The vote came at the end of a hurried hour spent almost exclusively on committee member Joyce Lenhardt’s report detailing the results of the final negotiations between the negotiating subcommittee and Bowman Properties. Concessions made by Bowman include a lowered height for the building, a reduction in the number of townhomes at the rear of the property along Shawnee Street, and an increase in buffering around the site, among many others.
The specified terms of these concessions, organized in a document, titled “8200 Germantown Avenue – Development Standards,” fall into three main categories: building dimensional and massing standards, site development details, and deed restrictions that will run with the property regardless of owner, were presented
These terms will be incorporated into a binding legal document that Bowman Properties’ president Richard Snowden said he will sign.
Committee co-chair Cynthia Brey was the lone dissenter when the vote was taken, saying that while she applauded the efforts of Lenhardt and the other committee members, she felt the negotiated changes to the building weren’t substantive enough to make a significant difference.
“It is my opinion that the project will erode the concept of village character,” she said, adding that the project sets a dangerous prescedent for future rezoning.
Her remarks were greeted by applause by some of those present.
The crowd, close to 70 strong, and many in opposition to Bowman’s proposal, remained in place for the monthly meeting of the Development Review Committee meeting that followed immediately after.

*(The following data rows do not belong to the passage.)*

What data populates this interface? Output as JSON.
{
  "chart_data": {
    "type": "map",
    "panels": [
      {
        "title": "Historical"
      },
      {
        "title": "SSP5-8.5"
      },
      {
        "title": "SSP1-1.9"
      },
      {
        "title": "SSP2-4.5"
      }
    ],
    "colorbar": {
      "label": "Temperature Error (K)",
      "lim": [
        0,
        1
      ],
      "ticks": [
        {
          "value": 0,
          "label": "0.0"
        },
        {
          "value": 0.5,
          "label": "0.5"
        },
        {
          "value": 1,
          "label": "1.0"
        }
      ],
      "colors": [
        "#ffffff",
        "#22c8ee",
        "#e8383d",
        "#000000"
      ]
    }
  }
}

Bowman Properties architect Richard Gelber briefly reviewed the most recent version of the plan before committee co-chair Larry McEwen surveyed DRC members for the recommendations of the represented subcommittees. Tom Hemphill indicated the favorable support of the Traffic, Transportation, and Parking Committee, as did LUPZ co-chair John Landis, indicating “majority in favor.”
Speaking for the Historic District Advisory Committee, Patricia Cove expressed concern for the impact the development might have on the historic village atmosphere of Chestnut Hill, but was encouraged by Bowman’s willingness to continue working with the CHCA through the design review process. She cited Annapolis and Princeton as examples of other historic communities that successfully incorporated similarly large developments and expressed support for the project.
The DRC ultimately voted 4 to 1 in favor, with Brey, again, the lone dissenter.
The recommendations will be sent along to the Chestnut Hill Community ASsociation board, which will vote on the matter on Monday, Dec. 12.